Galyonkin joined Epic Games a while ago, and revealed this week that he's been working on Epic's freshly announced Games Store for years.
As director of publishing strategy for the Epic Games Store, and the creator of the incredibly useful Steam Spy tool, Galyonkin knows a lot about game prices, sales, store placement and everything else that affects a game's performance.
Galyonkin recently spoke to Kotaku about how he's applying what he learned in all these years of running Steam Spy, and how he's using that knowledge to make Epic Games Store a good competitor to Steam.
"I got to talk to hundreds of developers to learn what they want from a digital store and what they like and don’t like about existing ones," said Galyonkin about the insight he gained from developers.
"Not a single developer I talked to wanted forums, and the toxicity [they] bring," Galyonkin explained, adding that this is the reason Epic's store won't have your typical social and community features.
Instead, the Epic Games Store will "start with a ticketing system" that allows customers to alert developers about the specific problem they're having "instead of review-bombing them." On the game pages themselves, players will have an easy way of tracking progress on patches and staying informed about recent or upcoming changes.
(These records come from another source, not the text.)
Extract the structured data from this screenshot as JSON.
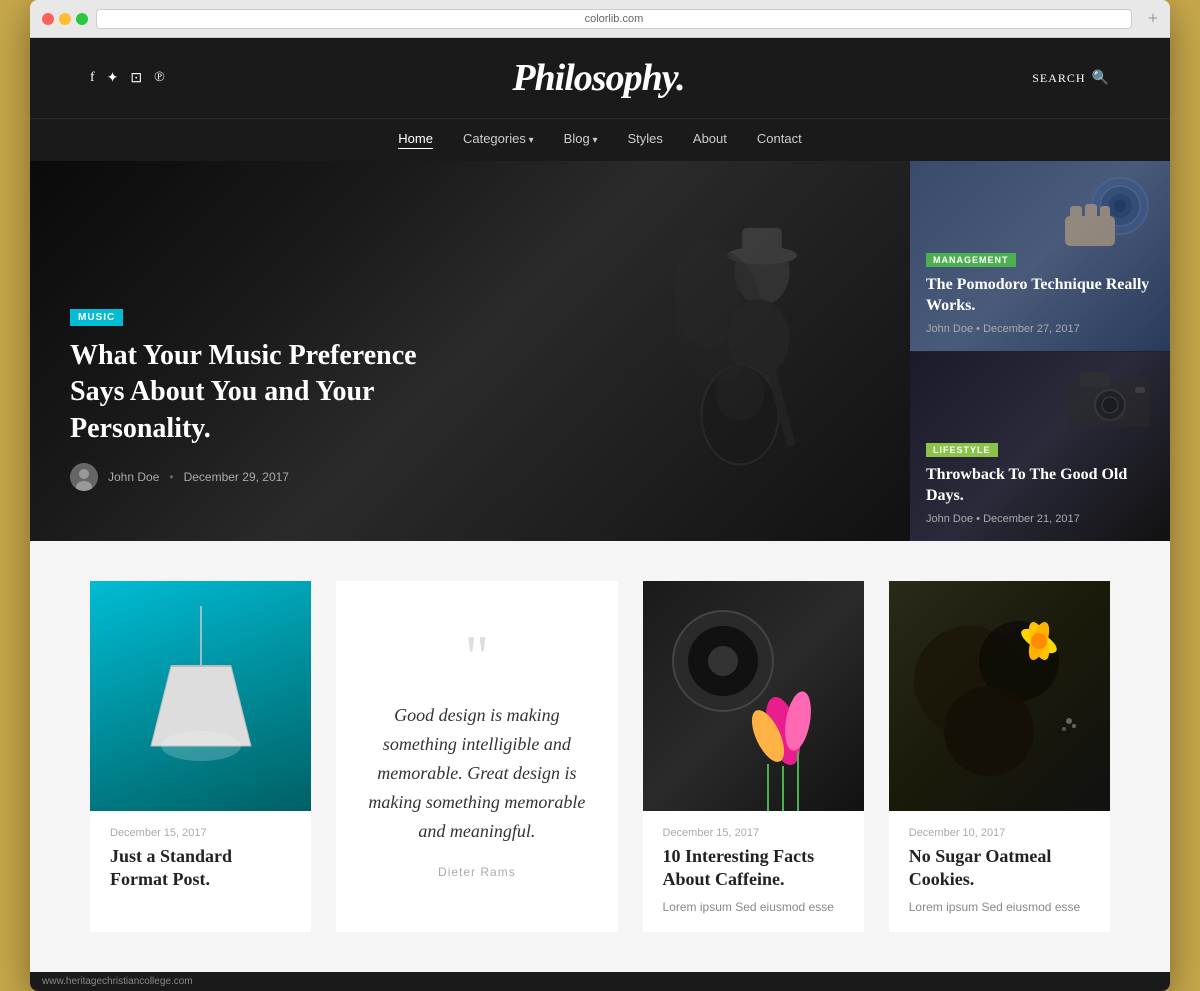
{
  "browser": {
    "url": "colorlib.com",
    "new_tab_label": "+"
  },
  "header": {
    "title": "Philosophy.",
    "search_label": "SEARCH",
    "social_icons": [
      "f",
      "𝕏",
      "♡",
      "P"
    ]
  },
  "nav": {
    "items": [
      {
        "label": "Home",
        "active": true
      },
      {
        "label": "Categories",
        "has_arrow": true
      },
      {
        "label": "Blog",
        "has_arrow": true
      },
      {
        "label": "Styles"
      },
      {
        "label": "About"
      },
      {
        "label": "Contact"
      }
    ]
  },
  "hero": {
    "badge": "MUSIC",
    "title": "What Your Music Preference Says About You and Your Personality.",
    "author": "John Doe",
    "date": "December 29, 2017"
  },
  "side_cards": [
    {
      "badge": "MANAGEMENT",
      "title": "The Pomodoro Technique Really Works.",
      "author": "John Doe",
      "date": "December 27, 2017"
    },
    {
      "badge": "LIFESTYLE",
      "title": "Throwback To The Good Old Days.",
      "author": "John Doe",
      "date": "December 21, 2017"
    }
  ],
  "blog_cards": [
    {
      "type": "image",
      "date": "December 15, 2017",
      "title": "Just a Standard Format Post.",
      "excerpt": ""
    },
    {
      "type": "quote",
      "quote_text": "Good design is making something intelligible and memorable. Great design is making something memorable and meaningful.",
      "quote_author": "Dieter Rams"
    },
    {
      "type": "image",
      "date": "December 15, 2017",
      "title": "10 Interesting Facts About Caffeine.",
      "excerpt": "Lorem ipsum Sed eiusmod esse"
    },
    {
      "type": "image",
      "date": "December 10, 2017",
      "title": "No Sugar Oatmeal Cookies.",
      "excerpt": "Lorem ipsum Sed eiusmod esse"
    }
  ],
  "footer": {
    "url": "www.heritagechristiancollege.com"
  }
}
Discoverability for smaller games is another concern Galyonkin has, in particular because his time looking at Steam data all those years taught him that sales don't matter as people think they do in allowing games to reach a wider audience.
"I’ve learned a lot about how games are tracking [week] over week, how effective are sales (not as much as people think, exposure is more important)," he added.
Though Galyonkin didn't expound about this particular point, he did say that Epic will "minimise the store presence on game pages", to keep things focused and prevent things like algorithm-dictated recommendations from diverting players' attention.